Locke, emek üretimini en iyi şekilde gerçekleştiren kişiye devredilmesini savunur ve Jean-Jacques ile bu noktada ayrılırlar. Adam Smith ise Milletlerim Zenginliği’nde bir bireyin kendi ihtiyaçlarını karşılamadan daha fazlasını yapması gerekliliği üzerinde durarak ama aynı zamanda üretici konumunda olan bireylerin fazlalığının, içerisinde bulunduğu topluluğa çok daha fazla fayda sağlayacağına vurgu yapar.

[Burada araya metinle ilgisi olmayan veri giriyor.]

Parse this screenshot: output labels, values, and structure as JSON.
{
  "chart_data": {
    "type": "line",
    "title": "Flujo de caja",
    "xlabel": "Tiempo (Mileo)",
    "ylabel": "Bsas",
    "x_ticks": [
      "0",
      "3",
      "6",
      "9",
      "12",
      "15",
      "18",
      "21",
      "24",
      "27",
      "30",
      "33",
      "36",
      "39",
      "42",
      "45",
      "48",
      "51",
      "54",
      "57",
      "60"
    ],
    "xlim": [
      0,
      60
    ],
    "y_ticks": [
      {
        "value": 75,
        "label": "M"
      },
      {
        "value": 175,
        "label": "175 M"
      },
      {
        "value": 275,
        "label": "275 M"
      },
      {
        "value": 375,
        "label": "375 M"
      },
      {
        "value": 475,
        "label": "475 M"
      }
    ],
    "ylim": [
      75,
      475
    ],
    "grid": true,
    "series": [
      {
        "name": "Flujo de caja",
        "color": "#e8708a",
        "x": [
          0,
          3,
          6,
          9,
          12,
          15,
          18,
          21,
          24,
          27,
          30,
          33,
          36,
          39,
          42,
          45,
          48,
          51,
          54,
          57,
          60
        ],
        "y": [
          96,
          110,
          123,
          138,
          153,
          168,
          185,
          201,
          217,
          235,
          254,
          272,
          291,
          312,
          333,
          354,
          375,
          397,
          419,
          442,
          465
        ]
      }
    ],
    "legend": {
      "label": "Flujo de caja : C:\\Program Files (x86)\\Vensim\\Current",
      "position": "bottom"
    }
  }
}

 Jean-Jacques, lüks ve kaliteli yaşam’ın insanların sahip olduğu söylemleri değersizleştirebileceğini İlimler ve Sanatlar Hakkında Nutuk adlı ilk eserinde ve daha sonraki söylemlerinde dile getirmiştir. Adam Smith bireyin toplumdaki saygınlığını koruma isteğinin kendi sınırlarını çizerek toplumun yozlaşmayacağına vurgu yapar. 

Smith’in Ahlaki Duygular Kuramı adlı eserinde üç temel nokta dikkati çekmektedir. Toplumda var olan doğal düzenin insan davranışları üzerindeki etkileri şunlardır.  

1–Kendini düşünme sempatisi (yakınlık duyma hissi).  

2–Özgürlük isteği ve toplumsal kurallara uyma eğilimi. 

 3 Çalışma alışkanlığı ve değişim eğilimi.  

Smith’e göre bu üç duygu birbirini etkileyerek toplumda dengenin sağlanmasına yardımcı olmaktaydı. Bu denge sayesinde bireyler kendi çıkarlarını gözetmek için çalışırlarken aynı zamanda başkalarına da iyilik ederek onlarında refaha ulaşmasına yardımcı olurlar. (Kesici, 2010, 90) 

Jean-Jacques, insanlar arasında bir yasanın olması gerektiğini ve insanlar arasındaki anlaşmazlıkları ve sınırların yasalar yoluyla sağlanabileceği üzerinde durur ama bu yasaları hazırlaması gereken kişileri de devlet içerisinde yer alan bireyler toplamı olduğunu söyler. Yasa koymak ve buna uymak özgürlük anlamına gelmektedir. Kantyasa koyma kavramını genişleterek “maksim” kavramını türetmiştir. 

Kant, “Neden, niçin ahlaklı bir insan olmalıyım?” sorusunu, ödev ve sorumluluk bilinci içerisinde hareket edilebilecek genel bir ahlak yasası ortaya çıkartmak için, yasa koyma gerekliliğini “maksim” kavramından yararlanarak cevaplandırır. “Maksim” davranışlarımızı düzenlememizdeki en temel ortak yasalardır. 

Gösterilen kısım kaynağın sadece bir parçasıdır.